After that night, however, I was propelled to the top ranks, my good friend ensuring—even from beyond the grave—that the country’s gastronomic elite made room for a forty-two-year-old foreign-born chef he had personally chosen to protect the classic principles of France’s cuisine de campagne, which he and Madame Mallory had fought so hard to protect.

Chapter Seventeen

Winter drove us to the wall. The recession dragged on right through the coldest months, and fabled restaurants such as Maxim’s and La Tour d’Argent, they finally fell to the economic malaise. It was a shock, to walk down the Rue Royale and see Maxim’s windows boarded up. No one in France, not since the war, had seen such a thing. The government again repealed the 19.6 percent VAT charge, but it was too little, too late; in the end none of us were immune to the new economic climate, and my own financial problems hit with great force in late February.

My biggest problem was a personnel issue that would not go away. The waiter Claude was tidy and pleasant-looking and had come to us, with glowing references, from Lyon. We found him quick to learn, energetic, and so unfailingly courteous and attentive with the customers that Jacques, my maître d’hôtel, wrote in his initial review that the young waiter conducted himself with the “highest professionalism.”

But this you must know about French labor law: during the initial “trial period” we could dismiss Claude without too much difficulty; after six months on the books, however, the waiter was considered a full-time employee, with a long list of ironclad legal rights. Getting rid of him thereafter was extremely difficult and costly.

Our honeymoon with Claude lasted precisely until the day after the young man’s six-month “trial” was over. What previously took Claude thirty minutes—polishing the silver candelabras, for example—suddenly took him an hour and a half. Or longer. Jacques, a stickler for proper deportment, coldly suggested Claude hurry up, but the nasty little fellow simply shrugged and said he was working as fast as he could. When Claude submitted his first time-and-a-half overtime work sheets, Jacques, normally coolly elegant and composed, threw the forms back in the boy’s face and called him a “connard. But the boy had nerves of steel. He didn’t flinch. He simply picked the papers off the floor and gently left them on Jacques’ desk, knowing full well the law would protect him from us “capitalist exploiters.”

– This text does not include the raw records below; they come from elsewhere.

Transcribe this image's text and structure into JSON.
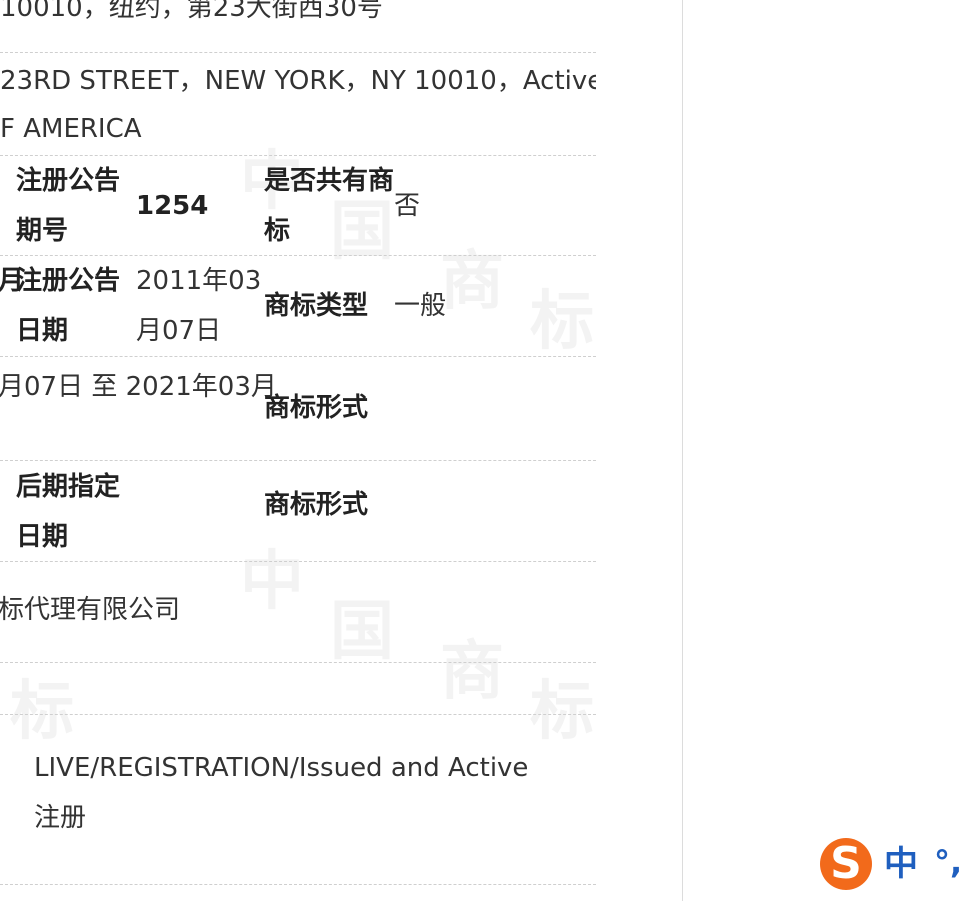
{
  "address": {
    "cn_partial": "10010，纽约，第23大街西30号",
    "en_line1": "23RD STREET，NEW YORK，NY 10010，Active",
    "en_line2": "F AMERICA"
  },
  "row_pub": {
    "label_l1": "注册公告",
    "label_l2": "期号",
    "value": "1254",
    "shared_label_l1": "是否共有商",
    "shared_label_l2": "标",
    "shared_value": "否"
  },
  "row_date": {
    "prefix": "月",
    "label_l1": "注册公告",
    "label_l2": "日期",
    "value_l1": "2011年03",
    "value_l2": "月07日",
    "type_label": "商标类型",
    "type_value": "一般"
  },
  "row_validity": {
    "period": "月07日 至 2021年03月",
    "form_label": "商标形式"
  },
  "row_later": {
    "label_l1": "后期指定",
    "label_l2": "日期",
    "form_label": "商标形式"
  },
  "agent": {
    "name": "标代理有限公司"
  },
  "status": {
    "line1": "LIVE/REGISTRATION/Issued and Active",
    "line2": "注册"
  },
  "footer_partial": "...",
  "watermark": [
    "中",
    "国",
    "商",
    "标"
  ],
  "ime": {
    "logo": "S",
    "lang": "中",
    "punct": "°,"
  }
}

Claude had not only calculated his overtime to the minute, but included a demand for 6.6 days in extra paid vacation to offset the fact we were violating his legal right to work only thirty-five hours a week. The restaurant business is of course all about long hours—that’s just the nature of our work—and, not surprisingly, all my other hardworking staff soon began to complain about Claude, who was not pulling his weight and forcing the more conscientious members of the staff to pick up his slack.